Mladenka also marvels at the gratitude of homeowners who lost everything.
“I’m thinking to myself, ‘We’re throwing your stuff out on the street, and here you are being so grateful,’” he says. “It blows me away. I walk into my house and think, if this happened to me, I might just run and leave it all behind.”
Mladenka recalls people standing in their yards in front of everything they owned giving thumbs-up signs. He remembers a man in a wheelchair picking up sheetrock scrap, saying he needed to do something.

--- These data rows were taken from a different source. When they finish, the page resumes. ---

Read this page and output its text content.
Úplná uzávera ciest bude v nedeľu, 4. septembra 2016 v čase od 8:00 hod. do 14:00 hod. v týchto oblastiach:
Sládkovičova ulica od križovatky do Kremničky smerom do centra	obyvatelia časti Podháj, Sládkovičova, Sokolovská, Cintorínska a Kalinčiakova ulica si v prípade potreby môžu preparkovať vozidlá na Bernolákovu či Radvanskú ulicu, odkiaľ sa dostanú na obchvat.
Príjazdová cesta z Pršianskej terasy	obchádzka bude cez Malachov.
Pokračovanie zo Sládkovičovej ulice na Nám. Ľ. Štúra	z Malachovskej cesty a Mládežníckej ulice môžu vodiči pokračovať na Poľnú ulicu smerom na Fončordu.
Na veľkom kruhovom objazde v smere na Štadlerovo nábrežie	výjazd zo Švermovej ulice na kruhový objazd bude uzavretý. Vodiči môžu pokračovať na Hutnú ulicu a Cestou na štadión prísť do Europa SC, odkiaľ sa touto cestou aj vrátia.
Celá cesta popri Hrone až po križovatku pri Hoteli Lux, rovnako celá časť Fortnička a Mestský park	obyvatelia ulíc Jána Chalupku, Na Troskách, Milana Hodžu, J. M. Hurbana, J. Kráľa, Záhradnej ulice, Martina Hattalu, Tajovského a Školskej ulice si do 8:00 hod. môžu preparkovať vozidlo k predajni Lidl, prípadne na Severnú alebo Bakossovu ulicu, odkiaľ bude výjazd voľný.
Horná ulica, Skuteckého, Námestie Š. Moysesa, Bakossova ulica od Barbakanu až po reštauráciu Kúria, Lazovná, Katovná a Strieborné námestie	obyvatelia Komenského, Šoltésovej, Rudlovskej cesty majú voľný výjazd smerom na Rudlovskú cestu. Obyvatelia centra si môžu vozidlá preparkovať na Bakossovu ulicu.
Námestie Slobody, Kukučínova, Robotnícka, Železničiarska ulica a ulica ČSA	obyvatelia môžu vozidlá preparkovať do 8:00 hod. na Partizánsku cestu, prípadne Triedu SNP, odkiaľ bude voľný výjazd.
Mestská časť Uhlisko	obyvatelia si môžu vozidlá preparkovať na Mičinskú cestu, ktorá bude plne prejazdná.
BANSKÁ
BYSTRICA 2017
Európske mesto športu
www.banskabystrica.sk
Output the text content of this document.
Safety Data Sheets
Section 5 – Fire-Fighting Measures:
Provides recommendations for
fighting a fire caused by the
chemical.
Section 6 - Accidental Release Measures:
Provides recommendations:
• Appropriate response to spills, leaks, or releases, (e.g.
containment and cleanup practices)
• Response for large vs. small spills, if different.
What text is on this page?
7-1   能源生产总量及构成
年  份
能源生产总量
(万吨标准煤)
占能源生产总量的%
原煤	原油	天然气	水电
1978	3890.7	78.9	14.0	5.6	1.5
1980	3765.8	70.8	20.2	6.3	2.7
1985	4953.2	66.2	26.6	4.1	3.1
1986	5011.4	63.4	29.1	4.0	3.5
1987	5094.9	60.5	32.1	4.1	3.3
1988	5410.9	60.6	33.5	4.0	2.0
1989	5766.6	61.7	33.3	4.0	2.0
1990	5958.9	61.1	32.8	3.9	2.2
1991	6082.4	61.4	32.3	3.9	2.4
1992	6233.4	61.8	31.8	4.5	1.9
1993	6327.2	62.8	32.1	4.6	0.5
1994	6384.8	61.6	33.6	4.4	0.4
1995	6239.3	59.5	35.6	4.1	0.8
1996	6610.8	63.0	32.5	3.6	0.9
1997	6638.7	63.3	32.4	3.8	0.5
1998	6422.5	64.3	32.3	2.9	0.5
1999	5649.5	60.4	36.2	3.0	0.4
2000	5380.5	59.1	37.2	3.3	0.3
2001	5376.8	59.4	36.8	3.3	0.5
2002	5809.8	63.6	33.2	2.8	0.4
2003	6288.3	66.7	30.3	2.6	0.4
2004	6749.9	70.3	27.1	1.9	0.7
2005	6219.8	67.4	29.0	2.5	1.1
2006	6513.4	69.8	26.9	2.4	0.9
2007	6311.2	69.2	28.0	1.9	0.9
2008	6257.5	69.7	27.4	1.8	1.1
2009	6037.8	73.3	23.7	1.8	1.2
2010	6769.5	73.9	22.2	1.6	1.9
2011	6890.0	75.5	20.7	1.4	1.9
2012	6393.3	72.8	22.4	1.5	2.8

Some homeowners were decisive about discarding things. Others needed time to sit and cry. Most got emotionally and physically drained to the point that they could no longer make decisions. “Some are really in a state of not knowing what to do next,” Mladenka says, “so we say, ‘We can help you.’”

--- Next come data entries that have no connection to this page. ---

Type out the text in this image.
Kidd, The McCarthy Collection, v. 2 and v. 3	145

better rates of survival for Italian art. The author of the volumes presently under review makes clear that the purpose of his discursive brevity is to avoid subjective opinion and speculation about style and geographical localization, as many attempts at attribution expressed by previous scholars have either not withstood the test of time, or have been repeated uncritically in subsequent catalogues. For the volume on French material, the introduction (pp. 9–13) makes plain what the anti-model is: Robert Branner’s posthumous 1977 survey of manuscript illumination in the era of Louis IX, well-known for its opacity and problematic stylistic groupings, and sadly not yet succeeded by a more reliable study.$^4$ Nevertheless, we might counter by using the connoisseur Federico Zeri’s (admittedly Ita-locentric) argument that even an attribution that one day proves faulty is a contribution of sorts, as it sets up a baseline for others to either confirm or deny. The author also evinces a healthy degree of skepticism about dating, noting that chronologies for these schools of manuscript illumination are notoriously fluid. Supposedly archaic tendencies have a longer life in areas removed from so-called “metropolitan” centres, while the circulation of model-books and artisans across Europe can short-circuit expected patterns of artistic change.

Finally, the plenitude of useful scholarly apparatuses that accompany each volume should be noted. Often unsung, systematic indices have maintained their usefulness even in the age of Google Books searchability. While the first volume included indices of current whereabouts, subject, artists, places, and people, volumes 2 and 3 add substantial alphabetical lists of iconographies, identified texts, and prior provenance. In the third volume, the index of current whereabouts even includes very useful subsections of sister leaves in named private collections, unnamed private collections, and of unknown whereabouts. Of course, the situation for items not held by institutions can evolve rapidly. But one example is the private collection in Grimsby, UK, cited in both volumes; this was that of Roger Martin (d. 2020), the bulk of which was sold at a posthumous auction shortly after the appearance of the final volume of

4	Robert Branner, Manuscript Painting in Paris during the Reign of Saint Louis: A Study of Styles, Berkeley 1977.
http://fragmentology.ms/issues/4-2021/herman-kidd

Helping people seems to be part of Mladenka’s nature. He says it may have been ingrained in him as a child by his mother’s annual fundraising drives for cancer prevention in their small town.
“I think maybe that’s who I am,” he says. “I could just read books and watch movies, and I would enjoy them, but that wouldn’t make me feel as good as helping other people.”
For the last 18 years of his professional career, Mladenka worked with various school districts matching special-needs children with technology such as communication devices.
He spent his childhood doing chores on his family’s farm in Wied, between Houston and San Antonio, where they picked cotton and corn and raised dairy cows.
When it was time for high school, Mladenka left the farm to attend Catholic seminary in San Antonio, intending to become a priest. “This was really good for me,” he says, “because I found out that not everyone thinks like we do in Shiner.”
While attending the University of Houston, Mladenka says, “I accidentally landed in a speech-therapy class, and I found I was fascinated.” He transferred to the University of Texas in Austin to major in speech therapy before earning a master’s degree in early-childhood special education with a certificate in deaf education.
At the time, Mladenka was engaged to a woman. “I was really naive,” he says. “My dear, sweet sister, who is a nun, sat me down and said, ‘I watch you with your male friends, and I watch you with your fiancée, and I want you to think about this: maybe you’re gay.’”
Mladenka says he immediately called a gay friend in Oklahoma, who told him, “Meet me in Dallas.” There, they went to a gay bar and obtained recommendations for places to go in Austin, which included a bar called the Pearl Street Warehouse.
“I tried to go a couple of times, and finally I did. I was sort of standing in the corner,” Mladenka recalls. A man struck up a conversation with him, “and he’s still one of my best friends forever.”
While in his first same-sex relationship, Mladenka came out to his mother, who told him she already knew. “Things became easier then,” he says.
Mladenka and Bricker, who’ve been together for 26 years, have an adopted son who is now 19. In 2014, they were married in New York’s Central Park surrounded by 40 friends and family members. “I don’t think people have to get married, but I’m glad we did,” Mladenka says. “Our theme was Imagine,” he recalls. “I never imagined I could be married, and now I am.”
When he’s not helping storm victims, Mladenka supports various other social causes and is active in politics.
“We’ve come a long way, and there are people who want to stop us—not just from being gay, but from caring about other people, and sharing the wealth, and taking care of the environment,” Mladenka says.
“We still can make progress,” he adds. “Little by little, things are happening. I would say to Millennials, ‘Listen up, we can still save this planet.’ There will always be bad things happening. There will always be people who are downtrodden, but we can keep making things happen. That’s what we’re here for, to make things better.”
This article appears in the February 2018 edition of OutSmart Magazine.